O estopim dos protestos foi a aprovação de uma controversa reforma trabalhista da gestão Orbán, aprovada na semana passada, que aumentou de 250 para 400 o número de horas extras permitidas a cada ano, além de permitir que as empresas parcelem em até três anos o pagamento destas horas – antes, o pagamento tinha o prazo de um ano. A reforma também permitiu a empregadores fazerem acordos de horas diretamente com trabalhadores, e não apenas em negociações coletivas com sindicatos. A nova legislação foi apelidada de “Lei dos escravos”.

Somado a isso, os manifestantes também passaram a protestar contra outra lei controversa aprovada na semana passada, que ameaça o Judiciário húngaro. Orbán ampliou seus poderes na última quarta-feira, 12, após o Parlamento do país, controlado por seu partido, o União Cívica Húngara (Fidesz, na sigla em húngaro), aprovar uma lei que cria um sistema judicial paralelo, que consolida o controle do Executivo sobre o Judiciário.

A nova legislação entra em vigor em 12 meses e prevê que o ministro da Justiça, apontado por Orbán, será o responsável por nomear e promover juízes, que serão encarregados de julgar casos relacionados à administração pública e outros assuntos politicamente sensíveis – como lei eleitoral, acusações de corrupção e o direito de protestar da população.

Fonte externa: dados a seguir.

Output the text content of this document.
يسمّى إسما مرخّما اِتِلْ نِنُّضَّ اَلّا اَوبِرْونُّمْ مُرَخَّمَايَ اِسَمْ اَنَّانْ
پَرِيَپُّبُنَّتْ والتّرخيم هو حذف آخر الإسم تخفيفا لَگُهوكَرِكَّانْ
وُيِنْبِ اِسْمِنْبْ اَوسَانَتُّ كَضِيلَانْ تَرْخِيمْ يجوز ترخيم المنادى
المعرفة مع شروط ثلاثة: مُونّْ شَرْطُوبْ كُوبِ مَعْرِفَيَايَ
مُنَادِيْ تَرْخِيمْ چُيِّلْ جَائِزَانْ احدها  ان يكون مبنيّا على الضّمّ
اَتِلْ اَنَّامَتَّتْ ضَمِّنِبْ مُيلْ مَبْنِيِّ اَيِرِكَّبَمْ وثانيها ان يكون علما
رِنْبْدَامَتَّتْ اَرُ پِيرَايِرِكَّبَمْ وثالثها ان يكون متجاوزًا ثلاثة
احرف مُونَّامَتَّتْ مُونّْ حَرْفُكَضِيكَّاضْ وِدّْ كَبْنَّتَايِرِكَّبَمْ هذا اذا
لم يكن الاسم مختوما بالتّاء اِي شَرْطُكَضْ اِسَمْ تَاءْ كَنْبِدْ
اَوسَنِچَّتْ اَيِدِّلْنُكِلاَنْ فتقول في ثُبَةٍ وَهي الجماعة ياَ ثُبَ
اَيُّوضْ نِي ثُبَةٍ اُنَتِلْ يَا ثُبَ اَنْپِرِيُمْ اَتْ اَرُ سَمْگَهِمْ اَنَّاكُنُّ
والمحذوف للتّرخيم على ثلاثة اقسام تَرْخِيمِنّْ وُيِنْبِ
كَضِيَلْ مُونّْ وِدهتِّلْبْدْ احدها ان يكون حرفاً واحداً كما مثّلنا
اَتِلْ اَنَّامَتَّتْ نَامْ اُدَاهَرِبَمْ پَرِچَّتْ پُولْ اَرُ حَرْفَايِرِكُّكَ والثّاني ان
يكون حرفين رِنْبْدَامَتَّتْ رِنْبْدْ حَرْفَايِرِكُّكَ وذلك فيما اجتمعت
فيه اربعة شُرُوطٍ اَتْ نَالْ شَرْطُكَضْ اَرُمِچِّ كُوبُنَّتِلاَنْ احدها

A aprovação da lei despertou na oposição e na população o temor de atentados à independência da Justiça no país bem como a liberdade de imprensa e manifestação.

“A insatisfação está crescendo. Eles aprovaram duas leis nesta semana que não atendem aos interesses do povo húngaro”, disse à Reuters Andi, uma estudante de sociologia de 26 anos que não quis revelar o nome completo.

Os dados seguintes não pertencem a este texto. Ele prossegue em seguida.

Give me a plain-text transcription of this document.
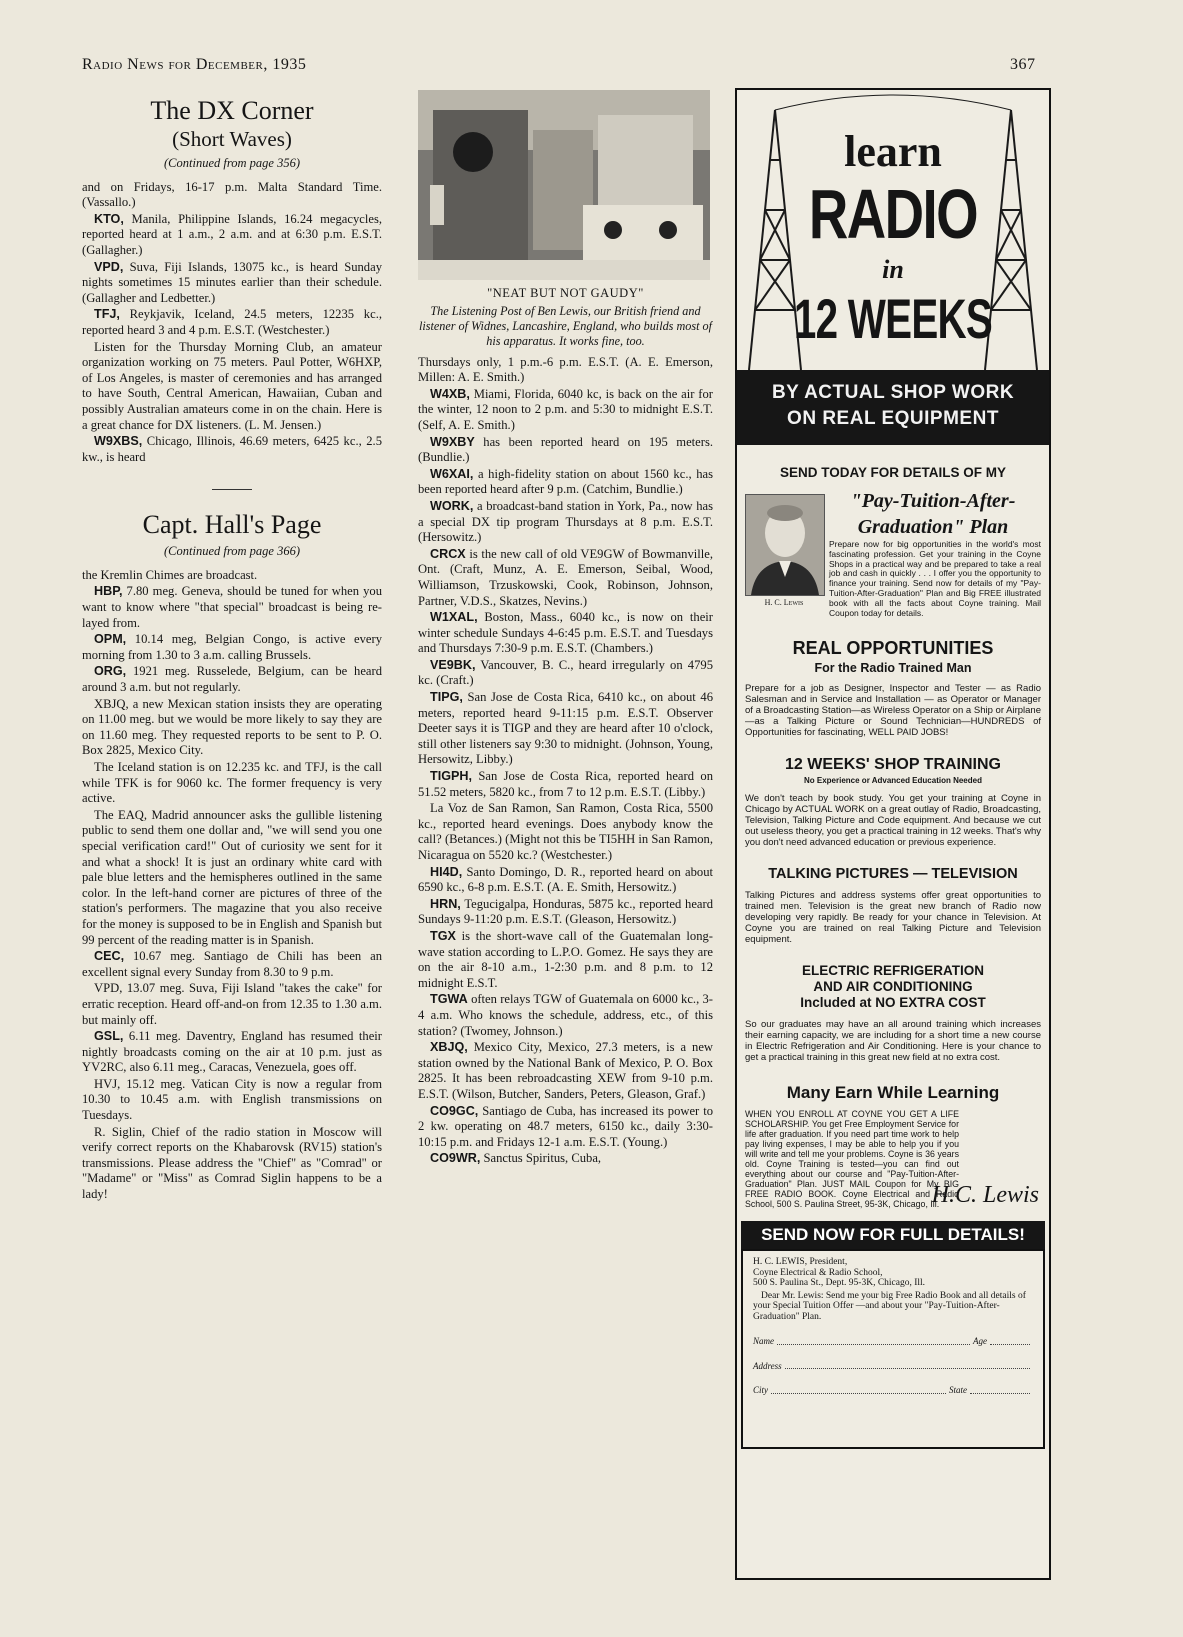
Radio News for December, 1935	367
The DX Corner
(Short Waves)
(Continued from page 356)

and on Fridays, 16-17 p.m. Malta Standard Time. (Vassallo.)

KTO, Manila, Philippine Islands, 16.24 megacycles, reported heard at 1 a.m., 2 a.m. and at 6:30 p.m. E.S.T. (Gallagher.)

VPD, Suva, Fiji Islands, 13075 kc., is heard Sunday nights sometimes 15 minutes earlier than their schedule. (Gallagher and Ledbetter.)

TFJ, Reykjavik, Iceland, 24.5 meters, 12235 kc., reported heard 3 and 4 p.m. E.S.T. (Westchester.)

Listen for the Thursday Morning Club, an amateur organization working on 75 meters. Paul Potter, W6HXP, of Los Angeles, is master of ceremonies and has arranged to have South, Central American, Hawaiian, Cuban and possibly Australian amateurs come in on the chain. Here is a great chance for DX listeners. (L. M. Jensen.)

W9XBS, Chicago, Illinois, 46.69 meters, 6425 kc., 2.5 kw., is heard

Capt. Hall's Page
(Continued from page 366)

the Kremlin Chimes are broadcast.

HBP, 7.80 meg. Geneva, should be tuned for when you want to know where "that special" broadcast is being re-layed from.

OPM, 10.14 meg, Belgian Congo, is active every morning from 1.30 to 3 a.m. calling Brussels.

ORG, 1921 meg. Russelede, Belgium, can be heard around 3 a.m. but not regularly.

XBJQ, a new Mexican station insists they are operating on 11.00 meg. but we would be more likely to say they are on 11.60 meg. They requested reports to be sent to P. O. Box 2825, Mexico City.

The Iceland station is on 12.235 kc. and TFJ, is the call while TFK is for 9060 kc. The former frequency is very active.

The EAQ, Madrid announcer asks the gullible listening public to send them one dollar and, "we will send you one special verification card!" Out of curiosity we sent for it and what a shock! It is just an ordinary white card with pale blue letters and the hemispheres outlined in the same color. In the left-hand corner are pictures of three of the station's performers. The magazine that you also receive for the money is supposed to be in English and Spanish but 99 percent of the reading matter is in Spanish.

CEC, 10.67 meg. Santiago de Chili has been an excellent signal every Sunday from 8.30 to 9 p.m.

VPD, 13.07 meg. Suva, Fiji Island "takes the cake" for erratic reception. Heard off-and-on from 12.35 to 1.30 a.m. but mainly off.

GSL, 6.11 meg. Daventry, England has resumed their nightly broadcasts coming on the air at 10 p.m. just as YV2RC, also 6.11 meg., Caracas, Venezuela, goes off.

HVJ, 15.12 meg. Vatican City is now a regular from 10.30 to 10.45 a.m. with English transmissions on Tuesdays.

R. Siglin, Chief of the radio station in Moscow will verify correct reports on the Khabarovsk (RV15) station's transmissions. Please address the "Chief" as "Comrad" or "Madame" or "Miss" as Comrad Siglin happens to be a lady!

"NEAT BUT NOT GAUDY"
The Listening Post of Ben Lewis, our British friend and listener of Widnes, Lancashire, England, who builds most of his apparatus. It works fine, too.

Thursdays only, 1 p.m.-6 p.m. E.S.T. (A. E. Emerson, Millen: A. E. Smith.)

W4XB, Miami, Florida, 6040 kc, is back on the air for the winter, 12 noon to 2 p.m. and 5:30 to midnight E.S.T. (Self, A. E. Smith.)

W9XBY has been reported heard on 195 meters. (Bundlie.)

W6XAI, a high-fidelity station on about 1560 kc., has been reported heard after 9 p.m. (Catchim, Bundlie.)

WORK, a broadcast-band station in York, Pa., now has a special DX tip program Thursdays at 8 p.m. E.S.T. (Hersowitz.)

CRCX is the new call of old VE9GW of Bowmanville, Ont. (Craft, Munz, A. E. Emerson, Seibal, Wood, Williamson, Trzuskowski, Cook, Robinson, Johnson, Partner, V.D.S., Skatzes, Nevins.)

W1XAL, Boston, Mass., 6040 kc., is now on their winter schedule Sundays 4-6:45 p.m. E.S.T. and Tuesdays and Thursdays 7:30-9 p.m. E.S.T. (Chambers.)

VE9BK, Vancouver, B. C., heard irregularly on 4795 kc. (Craft.)

TIPG, San Jose de Costa Rica, 6410 kc., on about 46 meters, reported heard 9-11:15 p.m. E.S.T. Observer Deeter says it is TIGP and they are heard after 10 o'clock, still other listeners say 9:30 to midnight. (Johnson, Young, Hersowitz, Libby.)

TIGPH, San Jose de Costa Rica, reported heard on 51.52 meters, 5820 kc., from 7 to 12 p.m. E.S.T. (Libby.)

La Voz de San Ramon, San Ramon, Costa Rica, 5500 kc., reported heard evenings. Does anybody know the call? (Betances.) (Might not this be TI5HH in San Ramon, Nicaragua on 5520 kc.? (Westchester.)

HI4D, Santo Domingo, D. R., reported heard on about 6590 kc., 6-8 p.m. E.S.T. (A. E. Smith, Hersowitz.)

HRN, Tegucigalpa, Honduras, 5875 kc., reported heard Sundays 9-11:20 p.m. E.S.T. (Gleason, Hersowitz.)

TGX is the short-wave call of the Guatemalan long-wave station according to L.P.O. Gomez. He says they are on the air 8-10 a.m., 1-2:30 p.m. and 8 p.m. to 12 midnight E.S.T.

TGWA often relays TGW of Guatemala on 6000 kc., 3-4 a.m. Who knows the schedule, address, etc., of this station? (Twomey, Johnson.)

XBJQ, Mexico City, Mexico, 27.3 meters, is a new station owned by the National Bank of Mexico, P. O. Box 2825. It has been rebroadcasting XEW from 9-10 p.m. E.S.T. (Wilson, Butcher, Sanders, Peters, Gleason, Graf.)

CO9GC, Santiago de Cuba, has increased its power to 2 kw. operating on 48.7 meters, 6150 kc., daily 3:30-10:15 p.m. and Fridays 12-1 a.m. E.S.T. (Young.)

CO9WR, Sanctus Spiritus, Cuba,

learn
RADIO
in
12 WEEKS
BY ACTUAL SHOP WORK
ON REAL EQUIPMENT
SEND TODAY FOR DETAILS OF MY
"Pay-Tuition-After-
Graduation" Plan
Prepare now for big opportunities in the world's most fascinating profession. Get your training in the Coyne Shops in a practical way and be prepared to take a real job and cash in quickly . . . I offer you the opportunity to finance your training. Send now for details of my "Pay-Tuition-After-Graduation" Plan and Big FREE illustrated book with all the facts about Coyne training. Mail Coupon today for details.
H. C. Lewis
REAL OPPORTUNITIES
For the Radio Trained Man
Prepare for a job as Designer, Inspector and Tester — as Radio Salesman and in Service and Installation — as Operator or Manager of a Broadcasting Station—as Wireless Operator on a Ship or Airplane—as a Talking Picture or Sound Technician—HUNDREDS of Opportunities for fascinating, WELL PAID JOBS!
12 WEEKS' SHOP TRAINING
No Experience or Advanced Education Needed
We don't teach by book study. You get your training at Coyne in Chicago by ACTUAL WORK on a great outlay of Radio, Broadcasting, Television, Talking Picture and Code equipment. And because we cut out useless theory, you get a practical training in 12 weeks. That's why you don't need advanced education or previous experience.
TALKING PICTURES — TELEVISION
Talking Pictures and address systems offer great opportunities to trained men. Television is the great new branch of Radio now developing very rapidly. Be ready for your chance in Television. At Coyne you are trained on real Talking Picture and Television equipment.
ELECTRIC REFRIGERATION
AND AIR CONDITIONING
Included at NO EXTRA COST
So our graduates may have an all around training which increases their earning capacity, we are including for a short time a new course in Electric Refrigeration and Air Conditioning. Here is your chance to get a practical training in this great new field at no extra cost.
Many Earn While Learning
WHEN YOU ENROLL AT COYNE YOU GET A LIFE SCHOLARSHIP. You get Free Employment Service for life after graduation. If you need part time work to help pay living expenses, I may be able to help you if you will write and tell me your problems. Coyne is 36 years old. Coyne Training is tested—you can find out everything about our course and "Pay-Tuition-After-Graduation" Plan. JUST MAIL Coupon for My BIG FREE RADIO BOOK. Coyne Electrical and Radio School, 500 S. Paulina Street, 95-3K, Chicago, Ill.
H.C. Lewis
SEND NOW FOR FULL DETAILS!
H. C. LEWIS, President,
Coyne Electrical & Radio School,
500 S. Paulina St., Dept. 95-3K, Chicago, Ill.
Dear Mr. Lewis: Send me your big Free Radio Book and all details of your Special Tuition Offer —and about your "Pay-Tuition-After-Graduation" Plan.
Name	Age
Address
City	State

Orbán está no poder desde 2010. Ele foi alçado ao posto tirando proveito da indignação popular gerada em meio à crise migratória na Europa. Desde então, ele promoveu sua agenda de extrema-direita através de um discurso populista e nacionalista. Suas ações autocráticas estão em conflito constante com a União Europeia.

Orbán também criou símbolos a serem perseguidos de forma a justificar sua agenda autoritária. Um deles é o investidor George Soros. Com o argumento de defesa da segurança nacional, a gestão de Orbán passou a perseguir Soros, acusando-o de incentivar a imigração e coibindo a atuação de suas ONGs no país.

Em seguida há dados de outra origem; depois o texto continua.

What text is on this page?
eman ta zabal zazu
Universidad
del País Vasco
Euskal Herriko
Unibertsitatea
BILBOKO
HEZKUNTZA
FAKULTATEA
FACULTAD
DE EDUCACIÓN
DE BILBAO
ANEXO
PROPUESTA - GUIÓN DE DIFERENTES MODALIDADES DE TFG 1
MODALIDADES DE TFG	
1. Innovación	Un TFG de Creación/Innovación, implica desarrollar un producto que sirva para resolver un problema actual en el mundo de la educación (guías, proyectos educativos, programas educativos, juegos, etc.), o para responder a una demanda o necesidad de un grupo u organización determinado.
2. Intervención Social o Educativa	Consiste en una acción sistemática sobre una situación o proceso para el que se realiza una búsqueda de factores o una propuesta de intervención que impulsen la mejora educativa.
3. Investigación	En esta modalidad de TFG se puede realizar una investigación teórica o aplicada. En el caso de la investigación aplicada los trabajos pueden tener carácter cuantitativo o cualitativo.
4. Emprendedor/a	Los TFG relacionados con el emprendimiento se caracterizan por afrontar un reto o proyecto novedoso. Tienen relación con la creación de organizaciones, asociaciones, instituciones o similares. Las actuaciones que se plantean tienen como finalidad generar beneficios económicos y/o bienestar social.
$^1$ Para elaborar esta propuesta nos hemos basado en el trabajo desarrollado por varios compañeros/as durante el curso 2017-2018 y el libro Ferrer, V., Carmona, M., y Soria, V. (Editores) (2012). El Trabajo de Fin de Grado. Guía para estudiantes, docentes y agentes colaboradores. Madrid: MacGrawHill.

No início de dezembro, o governo de Orbán forçou uma instituição particular de pós-graduação, a Universidade Central Europeia, fundada por Soros em 1991, a deixar a Hungria, como parte da campanha de perseguição ao investidor.

Além disso, a mídia húngara pró-governo classificou a onda de protestos dos últimos dias como mais uma manipulação de Soros. O partido governista Fidesz reforçou a acusação, afirmando que “criminosos estão por trás dos tumultos nas ruas”.

 

Leia mais: Primeiro-ministro da Hungria consolida poder sobre Judiciário

 

Fontes:
G1-10 mil pessoas protestam na Hungria contra o governo Orbán
DW-A revolta húngara contra a "lei dos escravos"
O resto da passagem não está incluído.